The English world is almost comic in the light of its most cherished illusions. It does not base its outlook upon the unalterable laws of life, consequently it is constantly receiving the rudest shocks and the most unpleasant surprises. The fact that so many thousands of women in England and Wales were unfaithful to their husbands during the war came as a shock to the dear Puritanical and ignorant old ladies, chiefly unmarried, that rule public opinion in England.

Had they ever dreamt, or had they ever been told, that the best women, the most desirable women, must be unfaithful to their husbands when, through what cause soever, the latter are forcing them to be unfaithful to Life itself, they might have shown less righteous indignation and more understanding when the women of the country in their legions turned adulteresses in war-time.

As it was, the phenomenon was quite unexpected, and proved a most terrible blow to the national conscience. For it was realized only too shrewdly that if thousands of these women were ultimately found out, many more thousands must have escaped the discovery; and thus the character of the nation seemed to have suffered very severe deterioration.

Truth to tell, the parties to blame were not the women at all, but the hopelessly vain men who were the co-respondents in the actions, and who understood so little of female psychology that they interpreted these adulteresses’ fidelity to Life and its multiplication, as a preference, if you please, for themselves before their legal spouses. Not knowing of the positive woman’s inveterate fidelity to Life, they arrogantly imagined that their personal and irresistible attractions were the cause of these adulteresses’ infidelity to their husbands.

They—these men—were the people against whom the world ought to have inveighed; for the man who is capable of so misunderstanding the human female as to flatter himself that it is his personal attractions that are seducing her, when all the time it is the Will of the Species, neglected by her absent husband, that is impelling her to go in search of fertilization elsewhere, is not worth the rope with which he ought to be hanged.

The mistake, as a mistake, is all the more monstrous, seeing that it is the outcome of maniacal vanity. For no man who was not too much elated by a woman’s attention to retain calm reflection, could ever be such a fool as to imagine that his triumph over her husband was due to his own personal charm.

There is no need, however, to labour the question any longer, if once the true nature of woman be properly grasped; for then it is seen immediately that, in the best and most vital women, fidelity to Life must take precedence of fidelity to the mate, to a pledge, to an oath, to a vow, to a custom, or to anything else.[81]

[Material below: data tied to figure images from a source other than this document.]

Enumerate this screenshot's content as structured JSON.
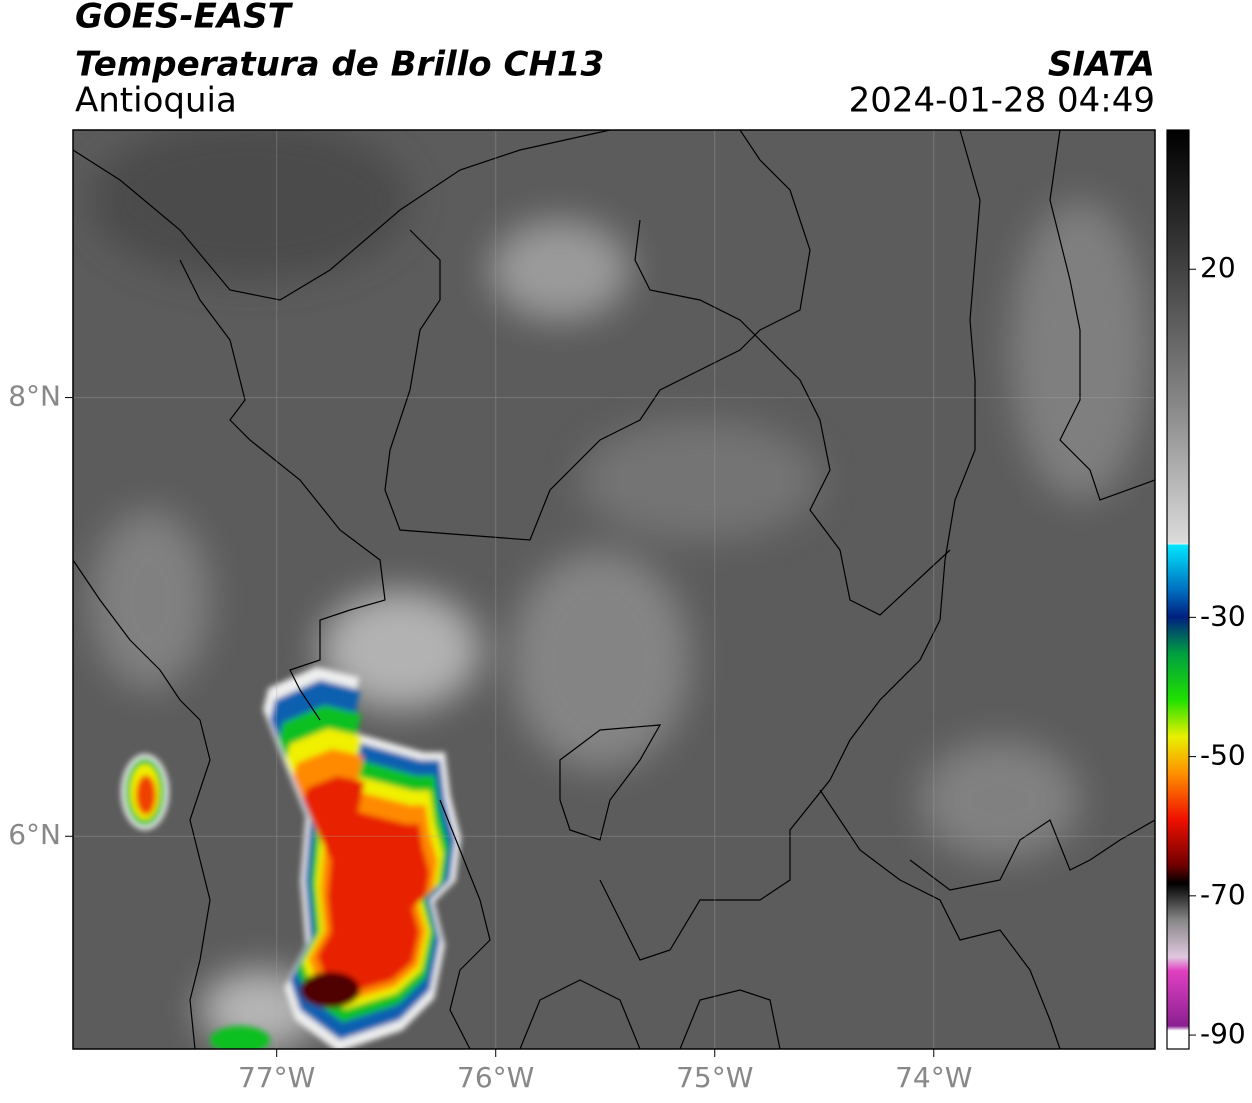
{
  "header": {
    "title": "GOES-EAST",
    "subtitle": "Temperatura de Brillo CH13",
    "region": "Antioquia",
    "source": "SIATA",
    "datetime": "2024-01-28 04:49"
  },
  "map": {
    "xlim": [
      -77.93,
      -72.99
    ],
    "ylim": [
      5.03,
      9.22
    ],
    "xticks": [
      {
        "value": -77,
        "label": "77°W"
      },
      {
        "value": -76,
        "label": "76°W"
      },
      {
        "value": -75,
        "label": "75°W"
      },
      {
        "value": -74,
        "label": "74°W"
      }
    ],
    "yticks": [
      {
        "value": 8,
        "label": "8°N"
      },
      {
        "value": 6,
        "label": "6°N"
      }
    ]
  },
  "colorbar": {
    "lim": [
      -92,
      40
    ],
    "ticks": [
      20,
      -30,
      -50,
      -70,
      -90
    ]
  }
}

Would the reader perhaps have it otherwise? Would he have a race of women reared (we are unfortunately not so very far from the attainment of this ideal to-day) to whom the claims of Life are secondary—women, that is to say, who are so constituted that they could hesitate between Life’s call and some trumpery human convention? Would he have women so constituted that their self-preservative instinct is more powerful than their reproductive? Because that is what it amounts to. A woman who, when confronted by Life’s call, can calmly discriminate between that and her own safety, her own future, her own smug ease, and can proceed to select the latter in preference to the former, is not a desirable woman in the best sense, for she cannot be trusted to do the right thing for the species in all circumstances. The spark of vitality in her does not glow with sufficient ardour to compel her to serve Life’s interests before her own. She is the kind of woman that is rapidly coming into power in all classes above the working class, but hers is a bad character, not a good character, for a woman to possess.

No, we want to keep the best women as they are. We do not want to tame the life out of them. But since we cannot have it both ways, if we insist on women remaining desirable—that is to say, faithful primarily to Life itself, we must breed a race of men who understand them, and who in the absence of their fellows on wars or expeditions can see what is happening when young wives “make eyes at them.” Any man who in such circumstances imagines he is irresistible and falls in with the woman’s designs through sheer vanity, deserves a punishment very much more severe than being mulcted in damages; he has qualified himself for some disciplinary correction which ought at least to include a term of hard labour. For it is not his understanding of woman alone that is at fault—although this in a full-grown man would be unpardonable enough—but his estimate of himself, which leads him to the gross presumption of imagining himself capable of conquering another man’s wife single-handed without the assistance of Life itself, pushing her violently into his arms the whole time.[82] Why, he might just as well flatter himself that a flea has bitten him, not because it was too hungry to wait, but because there was something exceptionally delicate or precious in the composition of his vile blood!

Thus adultery, when the wife is the defaulter, is always a case of a man betraying another man, and never that of a woman betraying her man. Woman, if she is the right sort, remains throughout faithful to Life. Only if she betrays Life does she cease to be desirable.